Our study showed that, for a prescription of 54 Gy, both FIF and Conpas techniques can achieve parotid doses <30 Gy, while FPMS technique obtained doses <33 Gy. In conclusion, after taking into account both PTV coverage and parotid sparing, the best global performance was achieved by the FIF technique with results comparable to that of IMRT plans. Moreover, in our opinion, it is easier to implement and requires less planning time than FPMS and ConPas technique.
Conclusion
The dosimetric comparison of four advanced 3DCRT treatment planning techniques for HN cancer showed that all the techniques give a good coverage of the PTV, as shown by D95% >94% of the prescription dose as well as by excellent dose homogeneity and CIs. FPMS technique, however, attains the best target coverage at levels comparable to that of IMRT. As for the OAR’s, mean doses to parotids of 26 Gy for a prescription dose of 54 Gy are achieved with the FIF and ConPas techniques, equal to the tolerance dose used in IMRT. When considering the global performance, the FIF technique achieved the best results in our study.
This let us conclude that, in centers where IMRT equipment is not available or for patients not eligible for IMRT, optimization of treatment may be feasible with such a 3DCRT technique. The technique is relatively easy to implement and does not require an investment as important as that requested by IMRT. Lastly, as suggested in a previous study,[2] the results achieved with these advanced 3DCRT techniques could be used as the reference base to which we can compare the improvements obtained with IMRT.
Acknowledgments
We would like to acknowledge the Abdus Salam International Centre for Theoretical Physics (ICTP) in Trieste, Italy, for funding this research project.
We are also grateful to Prof.
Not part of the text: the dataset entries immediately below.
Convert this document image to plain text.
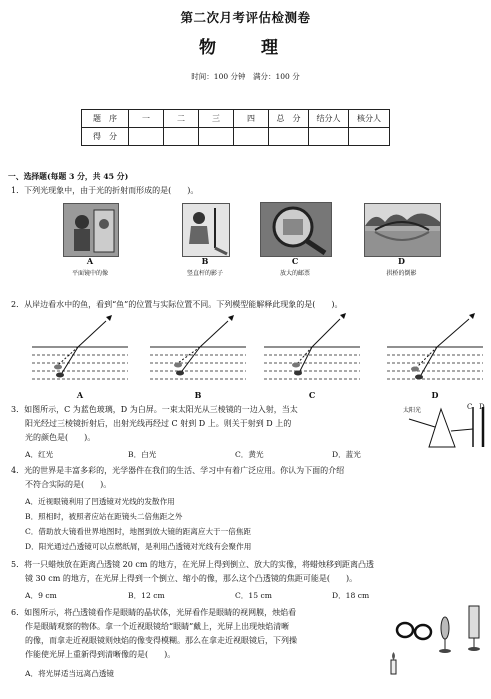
第二次月考评估检测卷
物　理
时间：100 分钟　满分：100 分
题　序	一	二	三	四	总　分	结分人	核分人
得　分							
一、选择题(每题 3 分，共 45 分)
1．下列光现象中，由于光的折射而形成的是(　　)。
A
平面镜中的像
B
竖直杆的影子
C
放大的邮票
D
拱桥的倒影
2．从岸边看水中的鱼，看到“鱼”的位置与实际位置不同。下列模型能解释此现象的是(　　)。
A	B	C	D
3．如图所示，C 为蓝色玻璃，D 为白屏。一束太阳光从三棱镜的一边入射，当太
阳光经过三棱镜折射后，出射光线再经过 C 射到 D 上。则关于射到 D 上的
光的颜色是(　　)。
A．红光	B．白光	C．黄光	D．蓝光
太阳光	C D
4．光的世界是丰富多彩的，光学器件在我们的生活、学习中有着广泛应用。你认为下面的介绍
不符合实际的是(　　)。
A．近视眼镜利用了凹透镜对光线的发散作用
B．照相时，被照者应站在距镜头二倍焦距之外
C．借助放大镜看世界地图时，地图到放大镜的距离应大于一倍焦距
D．阳光通过凸透镜可以点燃纸屑，是利用凸透镜对光线有会聚作用
5．将一只蜡烛放在距离凸透镜 20 cm 的地方，在光屏上得到倒立、放大的实像，将蜡烛移到距离凸透
镜 30 cm 的地方，在光屏上得到一个倒立、缩小的像，那么这个凸透镜的焦距可能是(　　)。
A．9 cm	B．12 cm	C．15 cm	D．18 cm
6．如图所示，将凸透镜看作是眼睛的晶状体，光屏看作是眼睛的视网膜，烛焰看
作是眼睛观察的物体。拿一个近视眼镜给“眼睛”戴上，光屏上出现烛焰清晰
的像，而拿走近视眼镜则烛焰的像变得模糊。那么在拿走近视眼镜后，下列操
作能使光屏上重新得到清晰像的是(　　)。
A．将光屏适当远离凸透镜
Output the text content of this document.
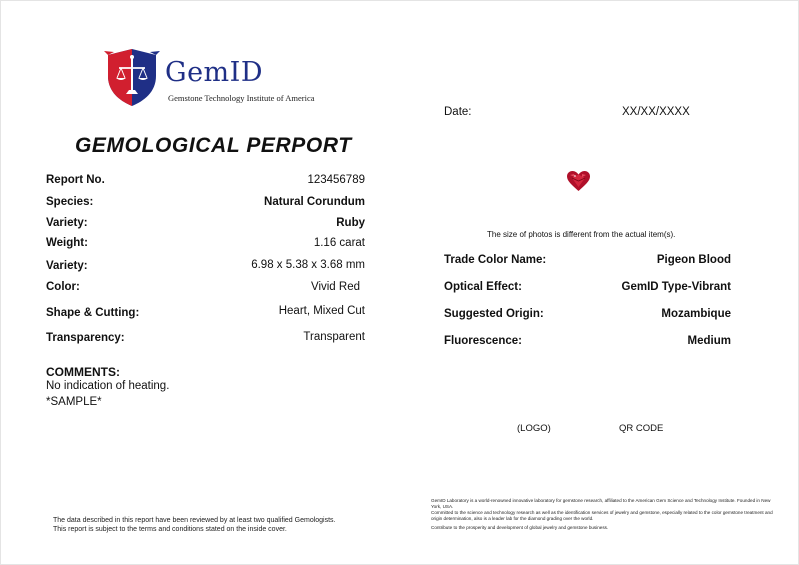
GemID
Gemstone Technology Institute of America
GEMOLOGICAL PERPORT
Report No.	123456789
Species:	Natural Corundum
Variety:	Ruby
Weight:	1.16 carat
Variety:	6.98 x 5.38 x 3.68 mm
Color:	Vivid Red
Shape & Cutting:	Heart, Mixed Cut
Transparency:	Transparent
COMMENTS:
No indication of heating.
*SAMPLE*
The data described in this report have been reviewed by at least two qualified Gemologists.
This report is subject to the terms and conditions stated on the inside cover.
Date:	XX/XX/XXXX
The size of photos is different from the actual item(s).
Trade Color Name:	Pigeon Blood
Optical Effect:	GemID Type-Vibrant
Suggested Origin:	Mozambique
Fluorescence:	Medium
(LOGO)	QR CODE
GemID Laboratory is a world-renowned innovative laboratory for gemstone research, affiliated to the American Gem Science and Technology Institute. Founded in New York, USA.
Committed to the science and technology research as well as the identification services of jewelry and gemstone, especially related to the color gemstone treatment and origin determination, also is a leader lab for the diamond grading over the world.
Contribute to the prosperity and development of global jewelry and gemstone business.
Renato Padovani for his continuous support and advice and for agreeing to host Yassine within his research team. We would like to thank all the staff of Medical Physics Department of the Udine University Hospital, Italy, for their availability and contribution to this work.
We wish to thank all the medical staff of Ryad Oncology Center where the data acquisition was carried out for this research work. We are also thankful to Jamal El Merabete for his technical help.
Footnotes
Source of Support: Abdus Salam International Centre for Theoretical Physics (ICTP) in Trieste, Italy
Conflict of Interest: None declared.